Apresentação cover no Hallyu Rio 2019. Crédito: Bruno Antonucci.

Em meio a sua vivência da cena, como o Rio de Janeiro se estruturou como um espaço focal da experiência brasileira da Onda Coreana? Entre erros e acertos, podemos considerar o Rio um campo em ascensão para a Coreia do Sul em termos culturais?

DP: A Onda Coreana cresceu no Rio de Janeiro a partir do fã-para-fã, onde muitos deles procuraram fomentar, divulgar e atrair novos fãs para a comunidade, tanto em espaços públicos, quanto na própria internet, esta última especialmente com sites e grupos virados apenas para o Rio de Janeiro. E, de dez anos pra cá, que foi quando a Onda realmente se expandiu, diversos shows de K-pop, atividades coreanas e eventos foram realizados no estado, porque os fãs conseguiram mostrar o grande potencial e número de interessados que existe aqui. Muitas das vezes de forma não-oficial, se utilizando apenas de páginas na internet ou de pequenas pesquisas locais, especialmente com votos e concursos para criar esse burburinho. Os primeiros shows realizados aqui no estado provaram o interesse do público, já que, mesmo quando eram apresentações de grupos muito pouco conhecidos no K-pop (alguns destes que às vezes não tinham grande reconhecimento nem mesmo na Coreia do Sul),realizavam apresentações aqui no Rio com um público bem bacana. É um esforço direto da comunidade carioca para esquentar esse circuito.
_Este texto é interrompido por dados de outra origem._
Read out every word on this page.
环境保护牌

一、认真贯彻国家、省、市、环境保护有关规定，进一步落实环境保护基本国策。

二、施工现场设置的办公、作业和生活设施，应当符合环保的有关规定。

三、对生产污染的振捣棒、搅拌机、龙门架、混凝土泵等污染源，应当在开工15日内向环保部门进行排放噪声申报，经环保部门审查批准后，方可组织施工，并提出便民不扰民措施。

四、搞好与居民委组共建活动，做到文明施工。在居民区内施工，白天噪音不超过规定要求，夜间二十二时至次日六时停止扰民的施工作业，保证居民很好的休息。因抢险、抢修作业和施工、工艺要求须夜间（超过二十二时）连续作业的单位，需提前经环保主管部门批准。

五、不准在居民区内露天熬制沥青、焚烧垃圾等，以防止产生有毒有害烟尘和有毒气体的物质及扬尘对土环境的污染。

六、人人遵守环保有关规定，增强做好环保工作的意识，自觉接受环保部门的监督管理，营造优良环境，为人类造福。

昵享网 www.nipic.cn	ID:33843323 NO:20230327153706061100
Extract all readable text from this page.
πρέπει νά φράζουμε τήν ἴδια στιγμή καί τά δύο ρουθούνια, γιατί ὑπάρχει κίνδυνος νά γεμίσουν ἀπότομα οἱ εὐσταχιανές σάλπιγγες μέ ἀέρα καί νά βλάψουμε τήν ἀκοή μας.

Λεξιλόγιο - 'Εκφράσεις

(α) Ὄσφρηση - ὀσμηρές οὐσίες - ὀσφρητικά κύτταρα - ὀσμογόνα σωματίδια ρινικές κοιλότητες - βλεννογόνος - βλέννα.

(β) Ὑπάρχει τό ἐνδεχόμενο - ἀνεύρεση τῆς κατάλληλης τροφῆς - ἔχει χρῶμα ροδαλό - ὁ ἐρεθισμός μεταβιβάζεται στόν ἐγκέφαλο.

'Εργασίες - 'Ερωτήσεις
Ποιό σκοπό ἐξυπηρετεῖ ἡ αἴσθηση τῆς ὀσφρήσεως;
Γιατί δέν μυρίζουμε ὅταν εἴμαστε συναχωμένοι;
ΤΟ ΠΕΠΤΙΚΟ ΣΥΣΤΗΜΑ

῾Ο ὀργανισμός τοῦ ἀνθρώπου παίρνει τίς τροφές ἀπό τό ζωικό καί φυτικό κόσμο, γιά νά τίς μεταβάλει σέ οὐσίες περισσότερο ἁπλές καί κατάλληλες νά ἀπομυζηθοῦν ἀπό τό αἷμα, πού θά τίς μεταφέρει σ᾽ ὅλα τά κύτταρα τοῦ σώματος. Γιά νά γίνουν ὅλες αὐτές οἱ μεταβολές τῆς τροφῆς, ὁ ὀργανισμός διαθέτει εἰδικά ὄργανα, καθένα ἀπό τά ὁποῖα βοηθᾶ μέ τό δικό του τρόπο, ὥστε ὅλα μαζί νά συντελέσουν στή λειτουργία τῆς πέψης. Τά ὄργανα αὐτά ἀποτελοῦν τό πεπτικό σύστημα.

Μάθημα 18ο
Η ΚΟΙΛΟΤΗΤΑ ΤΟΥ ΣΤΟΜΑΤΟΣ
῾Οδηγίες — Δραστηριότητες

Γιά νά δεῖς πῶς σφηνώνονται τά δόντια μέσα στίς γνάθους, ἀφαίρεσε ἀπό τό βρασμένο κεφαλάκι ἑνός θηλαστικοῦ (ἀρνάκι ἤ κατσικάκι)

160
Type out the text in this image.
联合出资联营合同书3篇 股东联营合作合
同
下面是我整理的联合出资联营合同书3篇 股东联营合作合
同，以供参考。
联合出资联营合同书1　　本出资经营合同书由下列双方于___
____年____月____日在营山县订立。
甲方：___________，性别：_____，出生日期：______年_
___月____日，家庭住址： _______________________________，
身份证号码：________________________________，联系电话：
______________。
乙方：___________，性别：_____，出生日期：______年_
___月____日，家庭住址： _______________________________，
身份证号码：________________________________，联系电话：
Público do Hallyu Rio 2019 durante uma atividade sobre dramas sul-coreanos. Crédito: Bruno Antonucci.

A cada atividade, a cada show, a cada recorde de público em eventos que era batido, os produtores de evento, tanto da Coreia quanto de outros estados brasileiros, começaram a ficar mais atentos ao Rio. Até mesmo o Centro Cultural Coreano no Brasil e a própria Embaixada da Coreia começaram a reconhecer o Rio de Janeiro como um estado em potencial para eventos culturais sul-coreanos. Contudo, ainda estamos em um processo de ascensão, eu diria que o Rio de Janeiro ainda não é um polo para quem ama cultura coreana, a gente ainda não tem atividades consolidadas a esse ponto. Obviamente, hoje temos muito mais eventos do que tínhamos antes, mas eu acredito que ainda não sejam o suficiente em comparação a extensão da cultura sul-coreana em si.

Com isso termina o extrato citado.